These look wrong according to the PG documentation.

Re: BUG #5257: wrong results of SUBSTRING with SQL regular expressions

From
Tom Lane
Date:
"Roman Kononov" <kononov@ftml.net> writes:
> test=# select substring('34' from '(2|3)#"4#"' for '#');
>  substring
> -----------
>  3
> (1 row)

Hmm.  I guess we need to translate ( and ) to non-capturing parens.
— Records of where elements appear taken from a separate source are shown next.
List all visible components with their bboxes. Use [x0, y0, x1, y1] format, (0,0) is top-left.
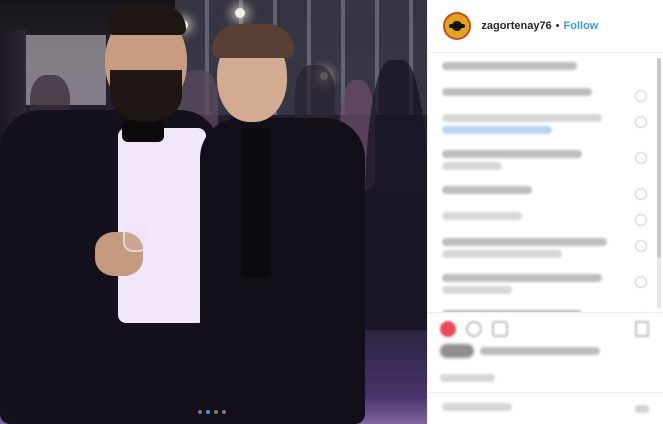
post-photo[interactable] [0, 0, 428, 424]
post-header: zagortenay76 • Follow [428, 0, 663, 53]
person-right-suit [200, 118, 365, 424]
comment-like-icon[interactable] [635, 90, 648, 102]
likes-row-blurred[interactable] [440, 344, 640, 358]
scrollbar-thumb[interactable] [657, 58, 661, 258]
comment-like-icon[interactable] [635, 188, 648, 200]
comment-like-icon[interactable] [635, 152, 648, 164]
comments-list[interactable] [428, 54, 663, 312]
comment-like-icon[interactable] [635, 116, 648, 128]
comment-like-icon[interactable] [635, 214, 648, 226]
comments-scrollbar[interactable] [657, 58, 661, 308]
comment-blurred [442, 88, 653, 108]
post-side-panel: zagortenay76 • Follow [427, 0, 663, 424]
comment-blurred [442, 114, 653, 144]
comment-bubble-icon[interactable] [466, 320, 483, 337]
comment-like-icon[interactable] [635, 240, 648, 252]
ceiling-light [235, 8, 245, 18]
add-comment-field[interactable] [428, 392, 663, 424]
carousel-dot-active[interactable] [206, 410, 210, 414]
instagram-post-modal: zagortenay76 • Follow [0, 0, 663, 424]
comment-blurred [442, 150, 653, 180]
share-icon[interactable] [492, 320, 509, 337]
liker-avatar [440, 344, 475, 358]
carousel-dot[interactable] [222, 410, 226, 414]
heart-icon[interactable] [440, 320, 457, 337]
post-actions [428, 312, 663, 344]
post-time-blurred [440, 374, 500, 386]
author-username[interactable]: zagortenay76 [481, 20, 551, 32]
person-right-hair [212, 24, 294, 58]
bookmark-icon[interactable] [635, 320, 650, 337]
comment-blurred [442, 238, 653, 268]
follow-button[interactable]: Follow [564, 20, 599, 32]
comment-blurred [442, 274, 653, 304]
person-left-bowtie [122, 120, 164, 142]
comment-blurred [442, 212, 653, 232]
comment-like-icon[interactable] [635, 276, 648, 288]
profile-avatar-icon[interactable] [443, 12, 472, 40]
header-separator: • [555, 20, 560, 32]
comment-blurred [442, 186, 653, 206]
caption-blurred [442, 62, 653, 82]
wine-glass [123, 222, 149, 252]
carousel-dot[interactable] [198, 410, 202, 414]
carousel-indicator [198, 410, 226, 414]
person-left-beard [110, 70, 182, 122]
post-comment-button[interactable] [635, 405, 650, 413]
carousel-dot[interactable] [214, 410, 218, 414]
person-left-hair [108, 5, 186, 35]
person-right-shirt [242, 128, 270, 278]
> test=# select substring('^' from '#"^#"' for '#');
>  substring
> -----------
>
> (1 row)

> test=# select substring('$' from '#"$#"' for '#');
>  substring
> -----------
>
> (1 row)

These cases are already fixed in HEAD.
http://archives.postgresql.org/pgsql-committers/2009-10/msg00048.php

            regards, tom lane

Re: BUG #5257: wrong results of SUBSTRING with SQL regular expressions

From
Roman Kononov
Date:
I don't know what SQL2008 says about SUBSTRING, but SQL2003 says in
ISO/IEC 9075-2:2003 (E), 6.29 <string value function>, General Rules,
5), page 261:

d) If R [the regular expression] does not contain exactly two
occurrences of the two-character sequence consisting of E [the escape
character], each immediately followed by <double quote>, then an
exception condition is raised: data exception - invalid use of escape
character.

This means that the following is wrong:

test-std=# select substring('a' from 'a' for '#');
  substring
-----------
  a
(1 row)